Review

Urbanite Theatre's At The Wake of a Dead Drag Queen Mixes Humor and Loss

Terry Guest's two-character play welcomes Urbanite audiences back to the theater with heart.

By Kay Kipling October 31, 2021

Shea Petersen and Donovan Session in At the Wake of a Dead Drag Queen.

The audience at Urbanite Theatre’s opening night of At the Wake of a Dead Drag Queen seemed as excited as co-artistic director Brendan Ragan to be back in the theater as he welcomed them after an 18-month gap due to the pandemic. (You could tell even with the masks everyone was wearing.) And they also seemed to wholeheartedly embrace the story told in this play by Terry Guest, a two-character piece that mixes some sharp comic dialogue with truly touching and angry moments—all with a fine sprinkling of drag queen costumes, wigs and lip syncing music numbers.

Wake introduces us first to a young Black drag queen working in the heart of Georgia named Courtney Berringers (real name Anthony Knighton), played by Donovan Session with a blend of bright-smiled confidence and an undercurrent of long-simmering hurt. Courtney is practiced in the drag queen style; after all he’s known what he wanted to do and be since he was only about 7 or 8. The other character, a white newbie to the trade named Hunter (Shea Petersen), is less sure of him/herself, but knows they definitely don’t fit in the Southern male macho mode where fixing cars is the normal avocation.

Hunter (performing onstage as Vickie Versailles) turns to Courtney for some tips, and along the way, the two begin a sexual relationship (as you might expect, there is some frank talk and action here), but one where Courtney warns they are really “just friends.” Complicating matters: Both have tested positive for HIV/AIDS, although so far Hunter is without any symptoms or illness.

Not so with Courtney—that’s the reason we’re at a wake. But Courtney is determined, even after death, to play his/her life up with glitz, while Hunter begs for the more somber truth to be told.

Petersen and Session in the Urbanite Theatre production.
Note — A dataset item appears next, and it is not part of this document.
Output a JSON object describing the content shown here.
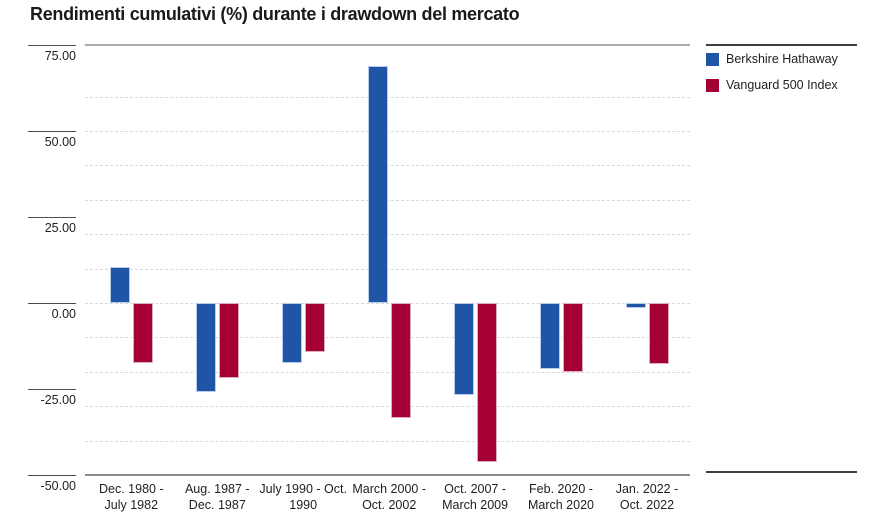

The two performers, under the direction of Damian Lockhart, are as natural with each other as can be. In their dressing room scenes, as they apply makeup or effect costume changes, we feel like we’re eavesdropping as they swap trivia about movies, reveal a little about their upbringings, and mention the (female) role models they each admire, from Judy Garland to Cher. (Near the end, there’s even an extended sequence where Courtney dances along to “Get Happy” with Garland onscreen behind him, in the film Summer Stock; starting off gleefully, it gradually switches to a much darker tone as Courtney’s illness worsens.)

It’s easy to be engaged by the sassy, direct Session as Courtney, but it’s also impressive how Petersen displays true vulnerability in a role that wouldn’t work without it. The two actors never miss a beat as they navigate the changing and emotional road ahead of them, and the result is a show that’s bound to hit your heart.

Not to mention it’s got some fun and outrageous costumes by David Covach (that Marie Antoinette getup Petersen wears while trilling an operatic aria is too much, complete with a laundry-basketed hoop skirt) and some convincing queen wigs by Susan Haldeman. The visuals really help to pull off the right atmosphere here.